The risk isn’t just cognitive decline but death on the job, which can have big consequences. The same is true in the judiciary, where Ruth Bader Ginsburg passed away at an advanced age with a lot of implications, including for abortion rights.
But everyone knows that we’ve got a problem in the United States with aging politicians. More deeply, and maybe more disturbingly, is how old the voting population is. The median age of Americans eligible to vote is 48 and rising, but actual voters are 52. If we exclude presidential elections, in which more people vote across generations, the median age of voters rises to about 55 or 56, and for some primaries, the median age is about 65. In New Mexico in 2024, the median age of voters was 71. Our voting population is heavily skewed toward older age groups.
4. Who is wealthy in terms of money, employment, and housing?
We expect people to accumulate more as they age, but it was long expected that they would spend it at the end of their lives. But that’s not happening. The sheer proportion of our wealth that the aged control has reached staggering proportions.
In 2019, Americans under 40 (about 37 percent of the population) held only 4.9 percent of our wealth. Those over 54 (the same percentage of people) held 71.6 percent of the wealth. And it’s not just money. People are staying in jobs, whether that’s to make ends meet or because they want to, and that is creating pipeline and succession issues across many fields.
The best-funded lobby in world history is the American old folks’ lobby, the AARP. It successfully lobbied to end mandatory retirement. The consequences have been immense. Whether you look at CEOs or university professors, only a few professions like air traffic controllers or pilots are time-limited and age-limited. Supreme Court justices certainly aren’t. In fact, the Constitution says it can’t be age-limited.

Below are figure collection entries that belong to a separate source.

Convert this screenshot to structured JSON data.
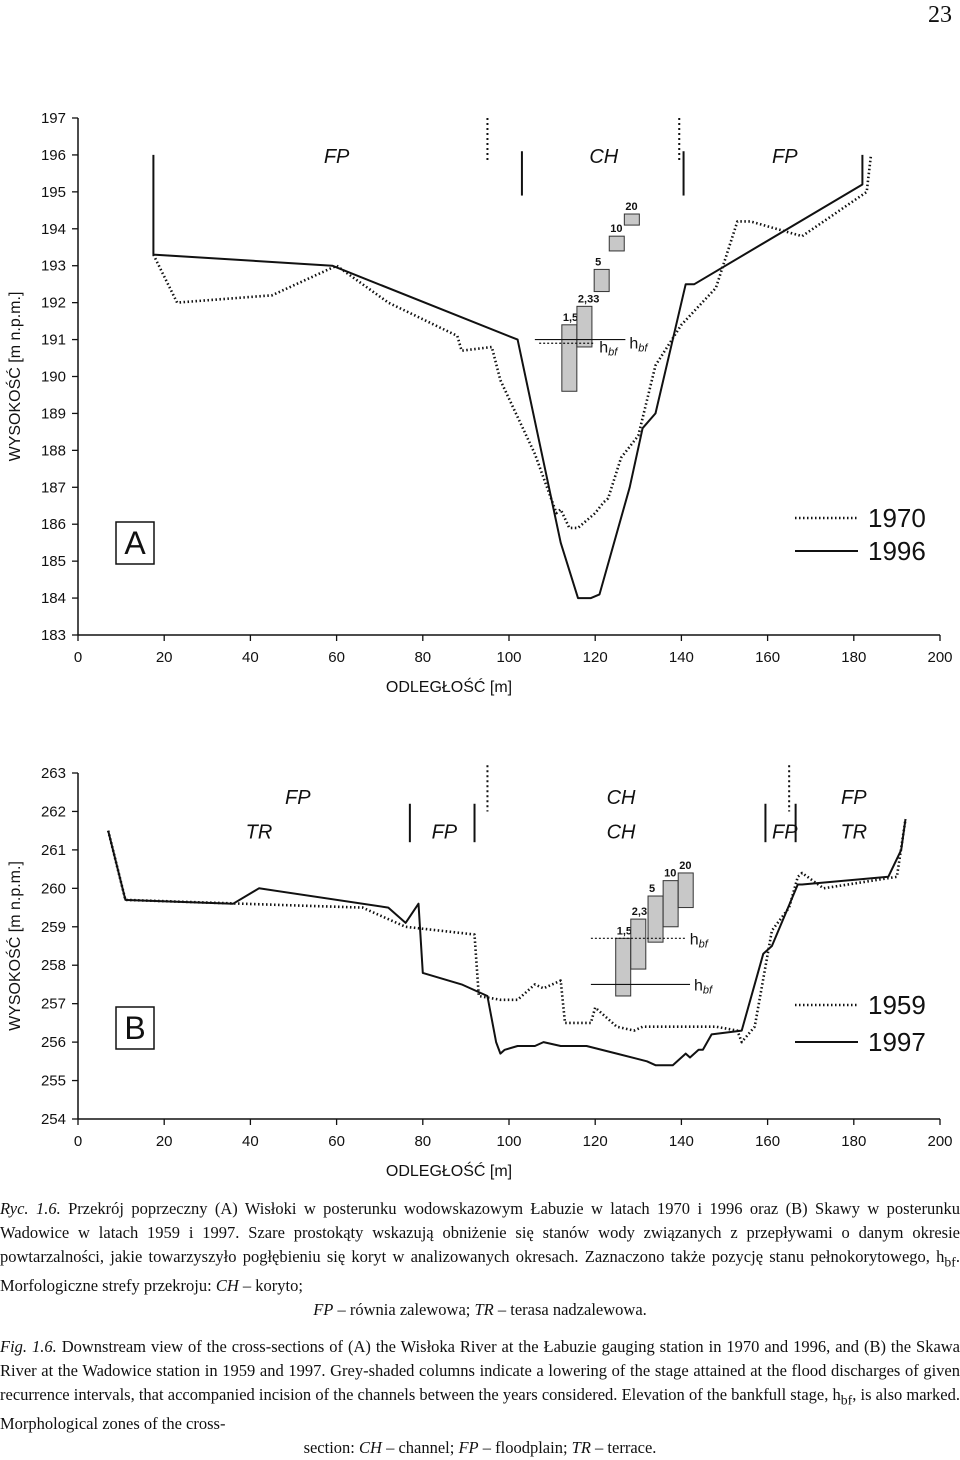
{
  "page_number": "23",
  "chart_data": [
    {
      "type": "line",
      "panel": "A",
      "xlabel": "ODLEGŁOŚĆ  [m]",
      "ylabel": "WYSOKOŚĆ   [m n.p.m.]",
      "xlim": [
        0,
        200
      ],
      "ylim": [
        183,
        197
      ],
      "x_ticks": [
        0,
        20,
        40,
        60,
        80,
        100,
        120,
        140,
        160,
        180,
        200
      ],
      "y_ticks": [
        183,
        184,
        185,
        186,
        187,
        188,
        189,
        190,
        191,
        192,
        193,
        194,
        195,
        196,
        197
      ],
      "zones": [
        {
          "label": "FP",
          "x": 60,
          "y": 196
        },
        {
          "label": "CH",
          "x": 122,
          "y": 196
        },
        {
          "label": "FP",
          "x": 164,
          "y": 196
        }
      ],
      "zone_dividers": [
        {
          "x": 95,
          "ymin": 195.8,
          "ymax": 197,
          "style": "dotted"
        },
        {
          "x": 103,
          "ymin": 194.9,
          "ymax": 196.1,
          "style": "solid"
        },
        {
          "x": 139.5,
          "ymin": 195.8,
          "ymax": 197,
          "style": "dotted"
        },
        {
          "x": 140.5,
          "ymin": 194.9,
          "ymax": 196.1,
          "style": "solid"
        }
      ],
      "series": [
        {
          "name": "1970",
          "style": "dotted",
          "x": [
            17.5,
            23,
            45,
            60,
            72,
            88,
            89,
            96,
            98,
            106,
            111,
            112,
            114,
            116,
            120,
            122,
            123,
            126,
            130,
            134,
            140,
            148,
            153,
            156,
            168,
            183,
            184
          ],
          "y": [
            193.3,
            192.0,
            192.2,
            193.0,
            192.0,
            191.1,
            190.7,
            190.8,
            189.9,
            187.9,
            186.3,
            186.4,
            185.9,
            185.9,
            186.3,
            186.6,
            186.7,
            187.8,
            188.4,
            190.3,
            191.4,
            192.4,
            194.2,
            194.2,
            193.8,
            195.0,
            196.0
          ]
        },
        {
          "name": "1996",
          "style": "solid",
          "x": [
            17.5,
            17.5,
            59,
            102,
            112,
            116,
            119,
            121,
            128,
            131,
            134,
            141,
            143,
            182,
            182
          ],
          "y": [
            196.0,
            193.3,
            193.0,
            191.0,
            185.5,
            184.0,
            184.0,
            184.1,
            187.0,
            188.6,
            189.0,
            192.5,
            192.5,
            195.2,
            196.0
          ]
        }
      ],
      "return_period_bars": [
        {
          "label": "1,5",
          "x": 114,
          "top": 191.4,
          "bottom": 189.6
        },
        {
          "label": "2,33",
          "x": 117.5,
          "top": 191.9,
          "bottom": 190.8
        },
        {
          "label": "5",
          "x": 121.5,
          "top": 192.9,
          "bottom": 192.3
        },
        {
          "label": "10",
          "x": 125,
          "top": 193.8,
          "bottom": 193.4
        },
        {
          "label": "20",
          "x": 128.5,
          "top": 194.4,
          "bottom": 194.1
        }
      ],
      "bankfull": {
        "label": "h",
        "subscript": "bf",
        "levels": [
          {
            "y": 190.9,
            "style": "dotted",
            "x": [
              107,
              120
            ]
          },
          {
            "y": 191.0,
            "style": "solid",
            "x": [
              106,
              127
            ]
          }
        ]
      },
      "legend": {
        "position": "right",
        "entries": [
          {
            "label": "1970",
            "style": "dotted"
          },
          {
            "label": "1996",
            "style": "solid"
          }
        ]
      }
    },
    {
      "type": "line",
      "panel": "B",
      "xlabel": "ODLEGŁOŚĆ  [m]",
      "ylabel": "WYSOKOŚĆ   [m n.p.m.]",
      "xlim": [
        0,
        200
      ],
      "ylim": [
        254,
        263
      ],
      "x_ticks": [
        0,
        20,
        40,
        60,
        80,
        100,
        120,
        140,
        160,
        180,
        200
      ],
      "y_ticks": [
        254,
        255,
        256,
        257,
        258,
        259,
        260,
        261,
        262,
        263
      ],
      "zones": [
        {
          "label": "FP",
          "x": 51,
          "y": 262.4
        },
        {
          "label": "TR",
          "x": 42,
          "y": 261.5
        },
        {
          "label": "FP",
          "x": 85,
          "y": 261.5
        },
        {
          "label": "CH",
          "x": 126,
          "y": 262.4
        },
        {
          "label": "CH",
          "x": 126,
          "y": 261.5
        },
        {
          "label": "FP",
          "x": 164,
          "y": 261.5
        },
        {
          "label": "FP",
          "x": 180,
          "y": 262.4
        },
        {
          "label": "TR",
          "x": 180,
          "y": 261.5
        }
      ],
      "zone_dividers": [
        {
          "x": 77,
          "ymin": 261.2,
          "ymax": 262.2,
          "style": "solid"
        },
        {
          "x": 92,
          "ymin": 261.2,
          "ymax": 262.2,
          "style": "solid"
        },
        {
          "x": 95,
          "ymin": 262.0,
          "ymax": 263.2,
          "style": "dotted"
        },
        {
          "x": 159.5,
          "ymin": 261.2,
          "ymax": 262.2,
          "style": "solid"
        },
        {
          "x": 165,
          "ymin": 262.0,
          "ymax": 263.2,
          "style": "dotted"
        },
        {
          "x": 166.5,
          "ymin": 261.2,
          "ymax": 262.2,
          "style": "solid"
        }
      ],
      "series": [
        {
          "name": "1959",
          "style": "dotted",
          "x": [
            7,
            11,
            38,
            66,
            76,
            92,
            93,
            98,
            102,
            106,
            108,
            112,
            113,
            119,
            120,
            125,
            129,
            131,
            137,
            141,
            148,
            153,
            154,
            157,
            161,
            165,
            167,
            168,
            173,
            190,
            192
          ],
          "y": [
            261.5,
            259.7,
            259.6,
            259.5,
            259.0,
            258.8,
            257.2,
            257.1,
            257.1,
            257.5,
            257.4,
            257.6,
            256.5,
            256.5,
            256.9,
            256.4,
            256.3,
            256.4,
            256.4,
            256.4,
            256.4,
            256.3,
            256.0,
            256.4,
            258.9,
            259.5,
            260.3,
            260.4,
            260.0,
            260.3,
            261.8
          ]
        },
        {
          "name": "1997",
          "style": "solid",
          "x": [
            7,
            11,
            36,
            42,
            72,
            76,
            79,
            80,
            89,
            95,
            97,
            98,
            99,
            102,
            106,
            108,
            112,
            118,
            125,
            132,
            134,
            137,
            138,
            141,
            142,
            144,
            145,
            147,
            154,
            159,
            161,
            167,
            168,
            188,
            191,
            192
          ],
          "y": [
            261.5,
            259.7,
            259.6,
            260.0,
            259.5,
            259.1,
            259.6,
            257.8,
            257.5,
            257.2,
            256.0,
            255.7,
            255.8,
            255.9,
            255.9,
            256.0,
            255.9,
            255.9,
            255.7,
            255.5,
            255.4,
            255.4,
            255.4,
            255.7,
            255.6,
            255.8,
            255.8,
            256.2,
            256.3,
            258.3,
            258.5,
            260.1,
            260.1,
            260.3,
            261.0,
            261.8
          ]
        }
      ],
      "return_period_bars": [
        {
          "label": "1,5",
          "x": 126.5,
          "top": 258.7,
          "bottom": 257.2
        },
        {
          "label": "2,33",
          "x": 130,
          "top": 259.2,
          "bottom": 257.9
        },
        {
          "label": "5",
          "x": 134,
          "top": 259.8,
          "bottom": 258.6
        },
        {
          "label": "10",
          "x": 137.5,
          "top": 260.2,
          "bottom": 259.0
        },
        {
          "label": "20",
          "x": 141,
          "top": 260.4,
          "bottom": 259.5
        }
      ],
      "bankfull": {
        "label": "h",
        "subscript": "bf",
        "levels": [
          {
            "y": 258.7,
            "style": "dotted",
            "x": [
              119,
              141
            ]
          },
          {
            "y": 257.5,
            "style": "solid",
            "x": [
              119,
              142
            ]
          }
        ]
      },
      "legend": {
        "position": "right",
        "entries": [
          {
            "label": "1959",
            "style": "dotted"
          },
          {
            "label": "1997",
            "style": "solid"
          }
        ]
      }
    }
  ],
  "caption_pl": {
    "prefix": "Ryc. 1.6.",
    "line1": "Przekrój poprzeczny (A) Wisłoki w posterunku wodowskazowym Łabuzie w latach 1970 i 1996 oraz (B) Skawy w posterunku Wadowice w latach 1959 i 1997. Szare prostokąty wskazują obniżenie się stanów wody związanych z przepływami o danym okresie powtarzalności, jakie towarzyszyło pogłębieniu się koryt w analizowanych okresach. Zaznaczono także pozycję stanu pełnokorytowego, h",
    "sub": "bf",
    "line2": ". Morfologiczne strefy przekroju: ",
    "ch": "CH",
    "ch_desc": " – koryto;",
    "fp": "FP",
    "fp_desc": " – równia zalewowa; ",
    "tr": "TR",
    "tr_desc": " – terasa nadzalewowa."
  },
  "caption_en": {
    "prefix": "Fig. 1.6.",
    "line1": "Downstream view of the cross-sections of (A) the Wisłoka River at the Łabuzie gauging station in 1970 and 1996, and (B) the Skawa River at the Wadowice station in 1959 and 1997. Grey-shaded columns indicate a lowering of the stage attained at the flood discharges of given recurrence intervals, that accompanied incision of the channels between the years considered. Elevation of the bankfull stage, h",
    "sub": "bf",
    "line2": ", is also marked. Morphological zones of the cross-",
    "line3": "section: ",
    "ch": "CH",
    "ch_desc": " – channel; ",
    "fp": "FP",
    "fp_desc": " – floodplain; ",
    "tr": "TR",
    "tr_desc": " – terrace."
  }
}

“The best-funded lobby in world history is the American old folks’ lobby, the AARP.”
Then we look at housing, and an astonishing percentage of American housing stock is controlled by older people. That means our cities are graying because younger people, especially younger people with expensive families, can’t move into urban cores. Our whole lives together are being refashioned due to the aging of American society.
5. There’s hope for intergenerational rethinking.
I’m not against old people. I like them. I’m 54 years old, so, as my daughters always tell me, I’m one of them. And like everyone, I want to live as long as I can and enjoy the life I’ve been given for as long as I can. The question is about what’s fair.
In the U.S., we don’t have a very good welfare state for older people, especially when it comes to long-term care. Most people hoard or stash so many resources because they fear not having enough to live the very long lives that we now live. Of course, there are others who can’t imagine retiring because they’ve invested so much of their self-worth in their jobs and people are in love with the places where they live, their houses, even when others need those spaces.
There are many solutions for folks to consider. I’m trying to start a conversation, not end it. Whether it’s the age of politicians, the aging of the electorate, or the aging of wealth, I’ve got a list of possible fixes. It’s time to reimagine our social contract in a new situation in which there are so many more old people living so much longer.